Doświadczony kapitan wybrał się z młodą załogą w daleki morski rejs. Przed wypłynięciem zatrzymał się na chwilę
w skupieniu na krótką modlitwę. Następnie wydał rozkaz wypłynięcia. Młodsi żeglarze, widząc skupionego na modlitwie kapitana, wymienili między sobą kpiące uwagi na jego temat. Po kilku godzinach żeglowania niespodziewanie pojawiły się czarne chmury na niebie i sztorm zakołysał żaglowcem. Żeglarze zmagali się z ogromnym wiatrem, ale widzieli, że burza się zmaga i lada moment ich statek zatonie. Przerażeni wzywali Bożego imienia.
A jeden z nich podbiegł do kapitana i rzekł: Panie kapitanie, zaraz utoniemy, tylko Bóg może nas uratować. – Spokojnie – odpowiedział – ja modliłem się przed wypłynięciem i jestem teraz spokojny.

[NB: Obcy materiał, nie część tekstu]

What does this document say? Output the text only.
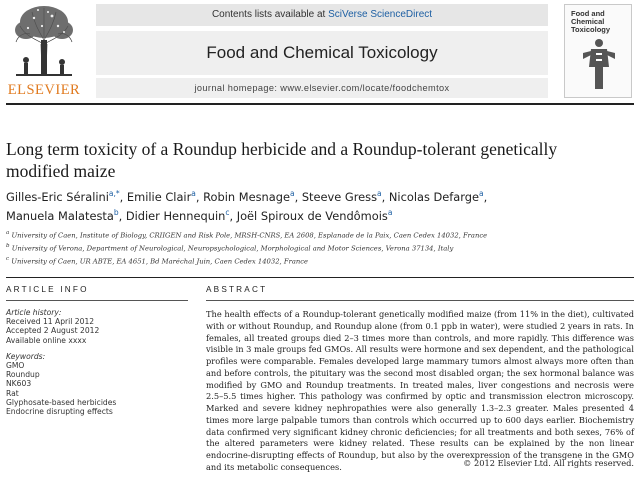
ELSEVIER
Contents lists available at SciVerse ScienceDirect
Food and Chemical Toxicology
journal homepage: www.elsevier.com/locate/foodchemtox
Food and Chemical Toxicology
Long term toxicity of a Roundup herbicide and a Roundup-tolerant genetically modified maize
Gilles-Eric Séralini$^{a,*}$, Emilie Clair$^a$, Robin Mesnage$^a$, Steeve Gress$^a$, Nicolas Defarge$^a$,
Manuela Malatesta$^b$, Didier Hennequin$^c$, Joël Spiroux de Vendômois$^a$
$^a$ University of Caen, Institute of Biology, CRIIGEN and Risk Pole, MRSH-CNRS, EA 2608, Esplanade de la Paix, Caen Cedex 14032, France
$^b$ University of Verona, Department of Neurological, Neuropsychological, Morphological and Motor Sciences, Verona 37134, Italy
$^c$ University of Caen, UR ABTE, EA 4651, Bd Maréchal Juin, Caen Cedex 14032, France
ARTICLE INFO
Article history:
Received 11 April 2012
Accepted 2 August 2012
Available online xxxx
Keywords:
GMO
Roundup
NK603
Rat
Glyphosate-based herbicides
Endocrine disrupting effects
ABSTRACT
The health effects of a Roundup-tolerant genetically modified maize (from 11% in the diet), cultivated with or without Roundup, and Roundup alone (from 0.1 ppb in water), were studied 2 years in rats. In females, all treated groups died 2–3 times more than controls, and more rapidly. This difference was visible in 3 male groups fed GMOs. All results were hormone and sex dependent, and the pathological profiles were comparable. Females developed large mammary tumors almost always more often than and before controls, the pituitary was the second most disabled organ; the sex hormonal balance was modified by GMO and Roundup treatments. In treated males, liver congestions and necrosis were 2.5–5.5 times higher. This pathology was confirmed by optic and transmission electron microscopy. Marked and severe kidney nephropathies were also generally 1.3–2.3 greater. Males presented 4 times more large palpable tumors than controls which occurred up to 600 days earlier. Biochemistry data confirmed very significant kidney chronic deficiencies; for all treatments and both sexes, 76% of the altered parameters were kidney related. These results can be explained by the non linear endocrine-disrupting effects of Roundup, but also by the overexpression of the transgene in the GMO and its metabolic consequences.	© 2012 Elsevier Ltd. All rights reserved.
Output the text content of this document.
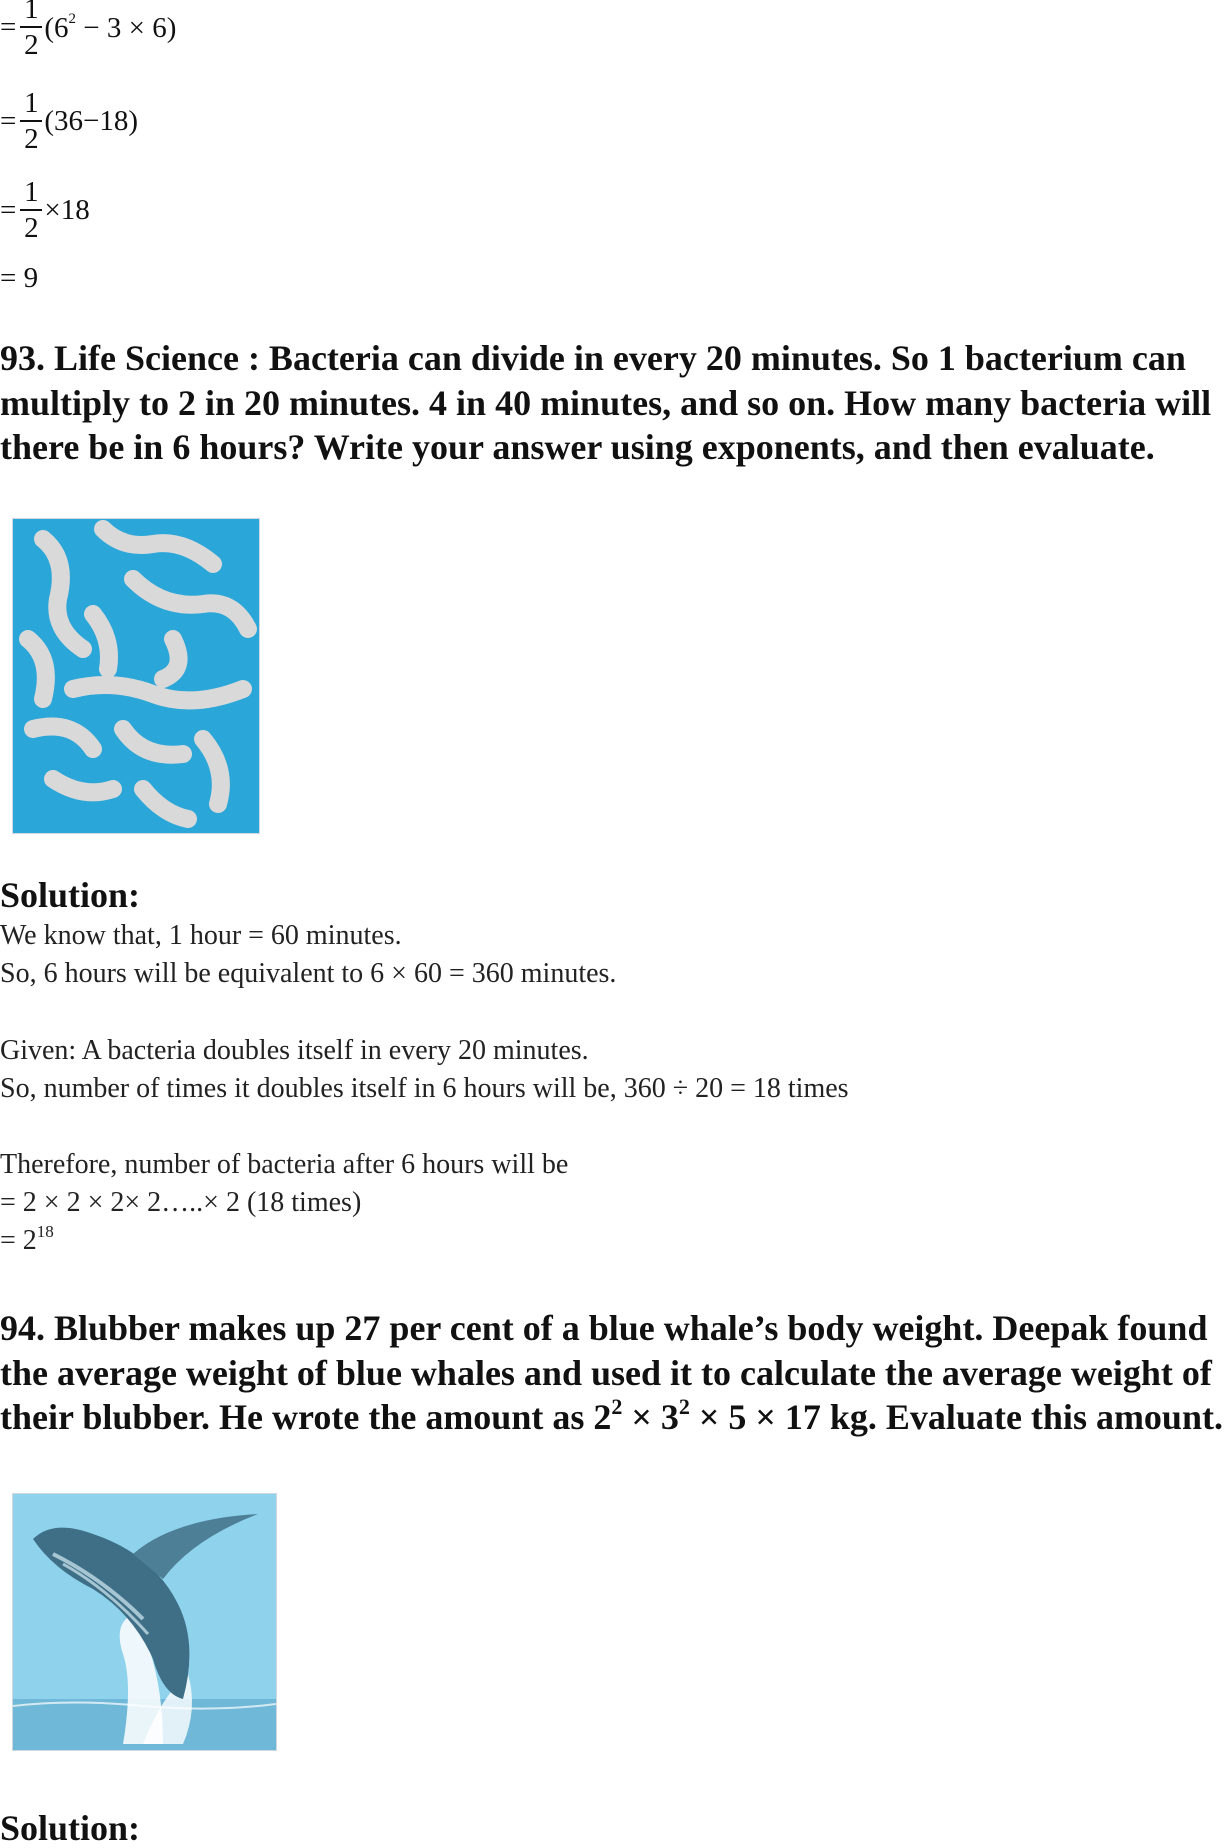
= $\frac{1}{2} (6^2 - 3 \times 6)$
= $\frac{1}{2} (36-18)$
= $\frac{1}{2} \times 18$
= 9

93. Life Science : Bacteria can divide in every 20 minutes. So 1 bacterium can multiply to 2 in 20 minutes. 4 in 40 minutes, and so on. How many bacteria will there be in 6 hours? Write your answer using exponents, and then evaluate.

Solution:

We know that, 1 hour = 60 minutes.

So, 6 hours will be equivalent to 6 × 60 = 360 minutes.

Given: A bacteria doubles itself in every 20 minutes.

So, number of times it doubles itself in 6 hours will be, 360 ÷ 20 = 18 times

Therefore, number of bacteria after 6 hours will be

= 2 × 2 × 2× 2…..× 2 (18 times)

= $2^{18}$

94. Blubber makes up 27 per cent of a blue whale’s body weight. Deepak found the average weight of blue whales and used it to calculate the average weight of their blubber. He wrote the amount as $2^2 \times 3^2 \times 5 \times 17$ kg. Evaluate this amount.

Solution:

Każdy z nas przechodzi różne burze życiowe. Niektóre z nich możemy pokonać własnymi siłami, a niektóre – przetrwać możemy tylko w łączności z Bogiem. O tej zbawiającej więzi z Bogiem warto pamiętać zawsze, nie tylko, gdy „trwoga, to do Boga”. Wśród celów naszego życia jest jeden najważniejszy port – to port naszego zbawienia. Pouczeni prawdą Ewangelii możemy być pewni, że na nasze wołanie Chrystus powstrzyma i uciszy burzę. Nie znaczy to jednak, że dosłownie powtórzy się scena ewangeliczna. Wtedy to było potrzebne, bo apostołowie do końca nie wiedzieli, z Kim im przyszło żeglować. My mamy tę wiedzę, wiem, że z nami jest Dawca pokoju, którego żadna ziemska nawałnica zniszczyć nie może, nawet gdy nas pochłoną fale śmierci kogoś bliskiego. W pewnym sensie doświadczyli tego, ci którzy przeszli przez piekło Syberii czy II wojny światowej. Chrystus dał im moc nawet wybaczenia oprawcom. Szkoda tylko, że to nie działało w drugą stronę, bo nie mieli skruchy – nie nawrócili się. Chrystus jedna obdarza nas pokojem. Ten pokój jest owocem bezgranicznego zaufania Bogu. Amen.